Update: Is the novel coronavirus evolving?

Novel Coronavirus


Genomic sequence analysis of SARS-CoV-2 is important for developing therapeutic strategies like drugs or vaccines. Such studies would help not only in containing the spread of the novel coronavirus, but also in identifying mutations that might be specific to a region or a country. The article ‘Is the novel coronavirus evolving?’ provided insights on different studies carried out worldwide on genomic mutations of SARS-CoV2. This piece discusses some key findings from genome sequencing studies done in India.

Virus genomes are usually analyzed from global databases such as GISAID (primary source for genomic data of influenza viruses and the SARS-CoV-2), and Nextstrain (an open source project consisting data of SARS-CoV-2 genomes and providing with analyses and reports). In order to assist tracking the global spread of the virus, a nomenclature of commonly agreed upon labels is used to identify the different virus clades (group of organisms evolved from a common ancestor). This not only helps identify strains of the virus from different parts of the world, but also helps in tracing  its lineage and its ancestor.

A recent report based on 3636 genome sequences from 55 countries referenced from the GISAID indicates that SARS-CoV-2 may have undergone 11 different mutations and can be categorized into 10 clades. Based on the nomenclature used by Nextstrain, the clades are identified as O (ancestral), B, B1, B2, B4, A3, A6, A7, A1a, A2, A2a. Among these, the A2a clade and its variant D614G have emerged as the dominant strain across the world.
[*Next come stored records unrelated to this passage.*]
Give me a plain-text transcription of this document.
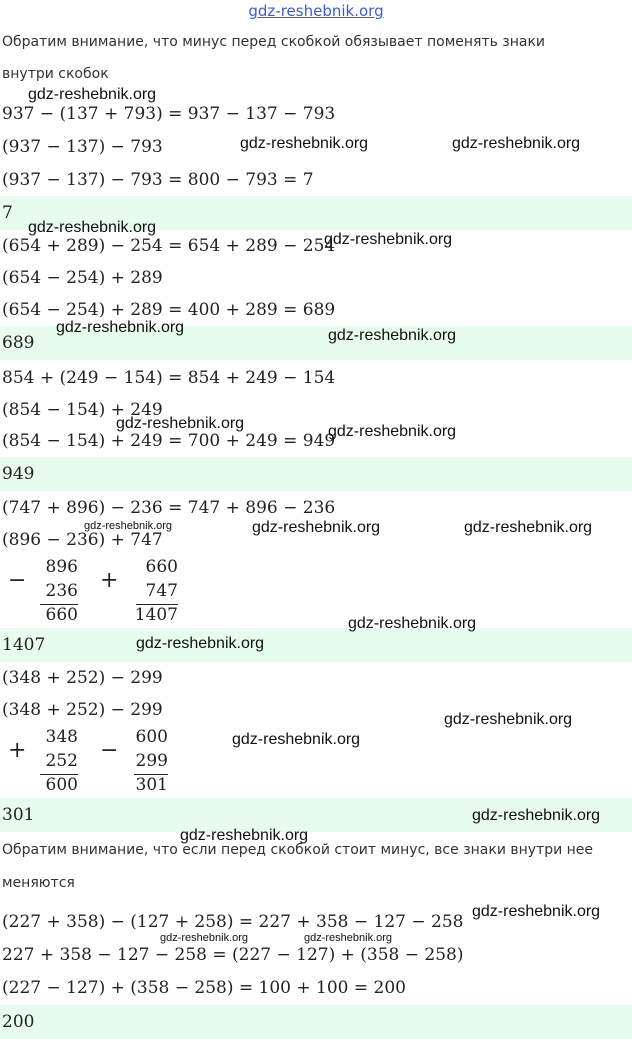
gdz-reshebnik.org
Обратим внимание, что минус перед скобкой обязывает поменять знаки
внутри скобок
937 − (137 + 793) = 937 − 137 − 793
(937 − 137) − 793
(937 − 137) − 793 = 800 − 793 = 7
7
(654 + 289) − 254 = 654 + 289 − 254
(654 − 254) + 289
(654 − 254) + 289 = 400 + 289 = 689
689
854 + (249 − 154) = 854 + 249 − 154
(854 − 154) + 249
(854 − 154) + 249 = 700 + 249 = 949
949
(747 + 896) − 236 = 747 + 896 − 236
(896 − 236) + 747
−
896
236
660
+
660
747
1407
1407
(348 + 252) − 299
(348 + 252) − 299
+
348
252
600
−
600
299
301
301
Обратим внимание, что если перед скобкой стоит минус, все знаки внутри нее
меняются
(227 + 358) − (127 + 258) = 227 + 358 − 127 − 258
227 + 358 − 127 − 258 = (227 − 127) + (358 − 258)
(227 − 127) + (358 − 258) = 100 + 100 = 200
200
gdz-reshebnik.org
gdz-reshebnik.org	gdz-reshebnik.org
gdz-reshebnik.org
gdz-reshebnik.org
gdz-reshebnik.org	gdz-reshebnik.org
gdz-reshebnik.org	gdz-reshebnik.org
gdz-reshebnik.org	gdz-reshebnik.org	gdz-reshebnik.org
gdz-reshebnik.org
gdz-reshebnik.org
gdz-reshebnik.org
gdz-reshebnik.org
gdz-reshebnik.org
gdz-reshebnik.org
gdz-reshebnik.org
gdz-reshebnik.org	gdz-reshebnik.org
In India, two institutes under the umbrella  of the Council of Scientific and Industrial Research (CSIR) -- Centre for Cellular and Molecular Biology (CCMB) and Institute of Genomics and Integrative Biology (IGIB) are analyzing genomic sequences of the virus sourced from within the country. This study has analyzed 361 genome sequences of SARS-CoV-2 from the states of Gujarat, West Bengal, Maharashtra, Tamil Nadu, and Telangana (as of 25 May 2020). They reported a large number of dominant clusters (sequences grouped together based on resemblance) that did not fall under the existing 10 clades and hence have been separately categorized as Clade I/A3i, a strain with unique occurrence in India (highest proportions in Tamil Nadu, Telangana, Maharashtra, and Delhi; lower concentrations in Bihar, Karnataka, Uttar Pradesh, West Bengal, Gujarat and Madhya Pradesh). This indicates that SARS-CoV-2 may have mutated in India, resulting in changes in nucleocapsid proteins and envelope genes, compared to changes in spike protein and membrane genes, occurring in the globally predominant A2a clade.
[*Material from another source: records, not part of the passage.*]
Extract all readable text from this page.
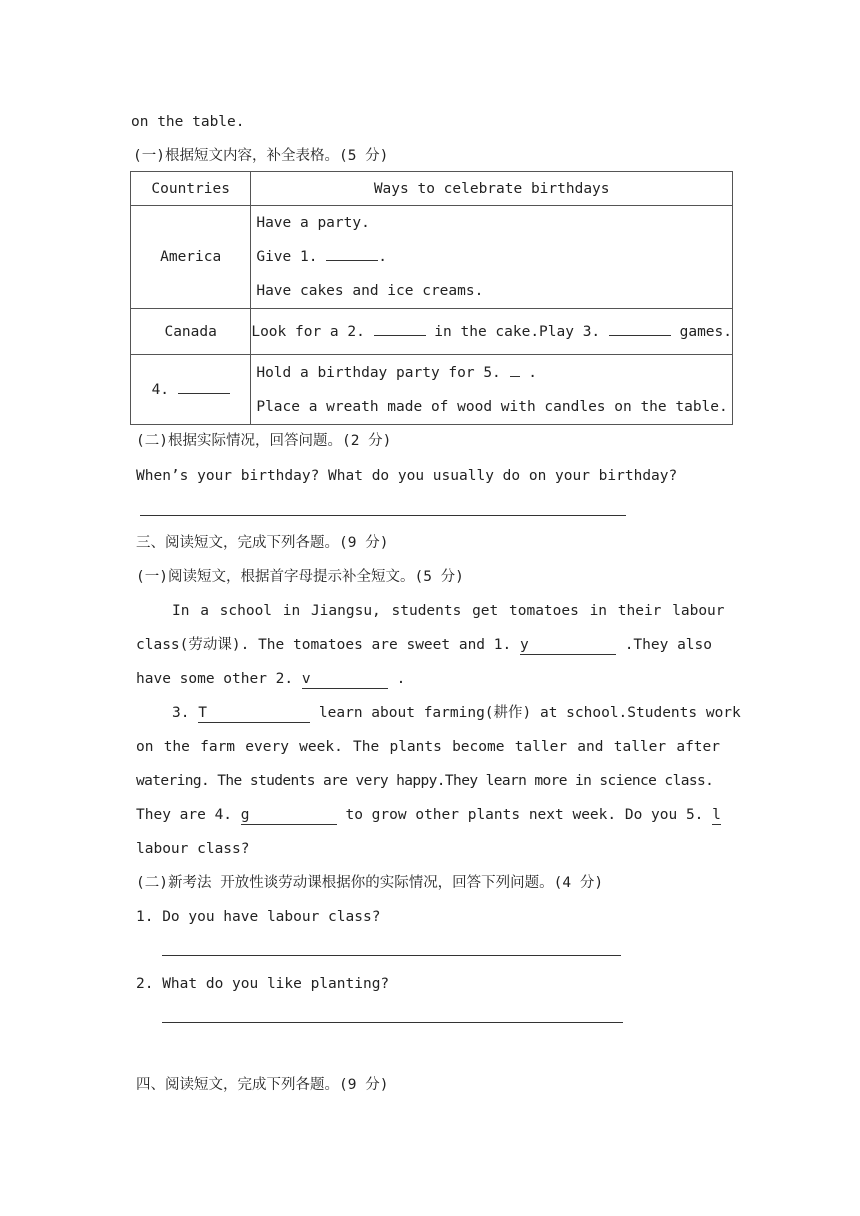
on the table.
(一)根据短文内容，补全表格。(5 分)
Countries	Ways to celebrate birthdays
America	Have a party.
Give 1. .
Have cakes and ice creams.

Canada	Look for a 2. in the cake.Play 3. games.

4.	Hold a birthday party for 5.  .
Place a wreath made of wood with candles on the table.
(二)根据实际情况，回答问题。(2 分)
When’s your birthday? What do you usually do on your birthday?
三、阅读短文，完成下列各题。(9 分)
(一)阅读短文，根据首字母提示补全短文。(5 分)
In a school in Jiangsu, students get tomatoes in their labour
class(劳动课). The tomatoes are sweet and 1. y	.They also
have some other 2. v	.
3. T	learn about farming(耕作) at school.Students work
on the farm every week. The plants become taller and taller after
watering. The students are very happy.They learn more in science class.
They are 4. g	to grow other plants next week. Do you 5. l
labour class?
(二)新考法 开放性谈劳动课根据你的实际情况，回答下列问题。(4 分)
1. Do you have labour class?
2. What do you like planting?
四、阅读短文，完成下列各题。(9 分)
Another study was conducted by the National Centre for Disease Control (NCDC) and CSIR-IGIB, to examine local transmission of the virus within the country. This study reveals multiple introductions of SARS-CoV-2 from Europe, West Asia and East Asia. The study looked at 104 whole genome sequences from across the country and revealed a few novel variants of the virus, similar to those from East and South-East Asia. This indicates a common origin, with possible links with geo-climatic conditions. Interestingly, D614G, a prevalent global mutation in the virus’s spike protein appears only in half of the genomes sequenced. 

Studies suggest that the virus strains from India may be bifurcations of SARS-like coronaviruses derived from bats and pangolins but distinct from MERS-CoV and other human coronaviruses known so far. A study carried out by the by Indian Council of Medical Research-National Institute of Cholera and Enteric Diseases (ICMR-NICED) has assessed 46 Indian SARS-CoV-2 genome sequences from a repository of 10 states. The findings based on their observations of variations in DNA homology (two segments of DNA with shared ancestry) indicate the emergence of novel co-evolving mutations, highlighting the speedy evolution of SARS-CoV-2. 

Analyzing the pattern by which the Indian strains of SARS-CoV-2 have undergone novel co-mutations over time with reference to the ancestral clade can help us understand the resultant changes in  the protein structure and function of the virus itself. The results of this study along with other phylogenetic studies have helped establish bat and pangolins as the proximal origin of SARS-CoV-2.

Studying specific mutations of the SARS-CoV-2 provides us with better understanding of virus transmission, and also helps in the development of drug treatments. In addition, genome sequences from specific geographical settings will enable epidemiologists to develop region-specific strategies.

Meena Kharatmal is a scientific officer at the Homi Bhabha Centre for Science Eduation (TIFR), and a PhD student working in Biology Education.